I am lucky enough to live in a relatively small country which possesses a proud history of innovation and retains a keen sense of its own identity. To me, the answer is quite simple. We are lagging behind when we should have been amongst the first to explore the possibilities that have arisen in the years since Satoshi’s White Paper. Yet the wonder of the open nature of the technology is that we are as well-placed as any to engage now with the challenges at hand. Because, quite simply, whether this great experiment works or not is irrelevant. The reality is that the technology that has been discovered cannot in some way now be un-invented.
Whether I end up leaving the coffee shop with a belief that the conversation was successul or not (i.e. whether I feel that I’ve shared enough information to let the other person to make an honest assessment of the topic for themselves or not), I absolutely love these conversations. The more of them that I can have the better. And whilst they certainly don’t result in direct financial gain in any way, I’ve come to the realisation that the indirect gain is strangely just as valuable to me. And that ‘aha’ moment when you see people ‘get it’ before your eyes is absolutely priceless.
I vividly remember discovering Napster in 2000. As a huge music fan, I’d dabbled playing in bands for a decade or so by that stage.

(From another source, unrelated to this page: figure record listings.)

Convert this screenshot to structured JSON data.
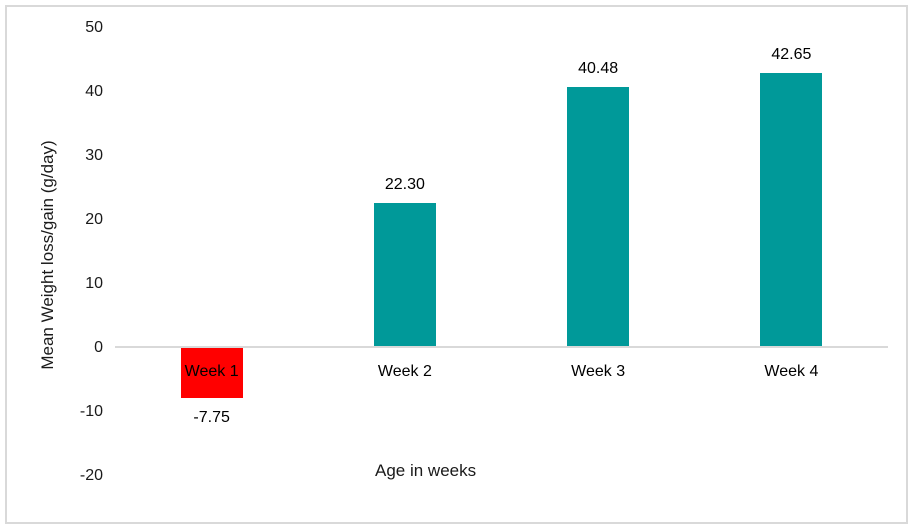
{
  "chart_data": {
    "type": "bar",
    "categories": [
      "Week 1",
      "Week 2",
      "Week 3",
      "Week 4"
    ],
    "values": [
      -7.75,
      22.3,
      40.48,
      42.65
    ],
    "value_labels": [
      "-7.75",
      "22.30",
      "40.48",
      "42.65"
    ],
    "bar_colors": [
      "#ff0000",
      "#009999",
      "#009999",
      "#009999"
    ],
    "title": "",
    "xlabel": "Age in weeks",
    "ylabel": "Mean Weight loss/gain  (g/day)",
    "ylim": [
      -20,
      50
    ],
    "yticks": [
      50,
      40,
      30,
      20,
      10,
      0,
      -10,
      -20
    ],
    "legend_position": "none",
    "grid": false,
    "colors": {
      "positive_bar": "#009999",
      "negative_bar": "#ff0000",
      "axis_line": "#d9d9d9",
      "frame_border": "#d9d9d9",
      "text": "#1a1a1a"
    }
  }
}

Yet the day that I saw the power of peer-to-peer file sharing, I understood that there had been a fundamental and irreversible change. To fight this was to fight reality. Existing models had to choose whether to evolve or to risk falling by the wayside. We’re seeing the same battlelines drawn here. And just as happened fifteen years or so ago, there’s never a specific tipping point that we can identify in advance. It’s only in retrospect that the winners become clear to those who resisted the technological progress.
What do I think will happen this time? I think we’ll see the full range of responses across industries, from early adopters to dinosaurs. And to me that’s fine. That’s natural and that’s progress. However, what I’m less happy to see is businesses, institutions, governments and – crucially – individuals miss the opportunity to get engaged and have a role in driving such inevitable innovations simply because they were somehow unaware that change was afoot.
I don’t hold myself out to be an expert. Not by any means. I’m not sure how many experts we truly have in an industry that is just over six years old in any event. But for those that have the same question in the future, that’s the reason why I’m organising meetups, speaking at as many events as possible, running a conference and generally working harder than I’ve ever done in my life to bring people together for no material gain.
Because I think this time, above all, this is something that really matters. To all of us – and not simply those who share my love of caffeine.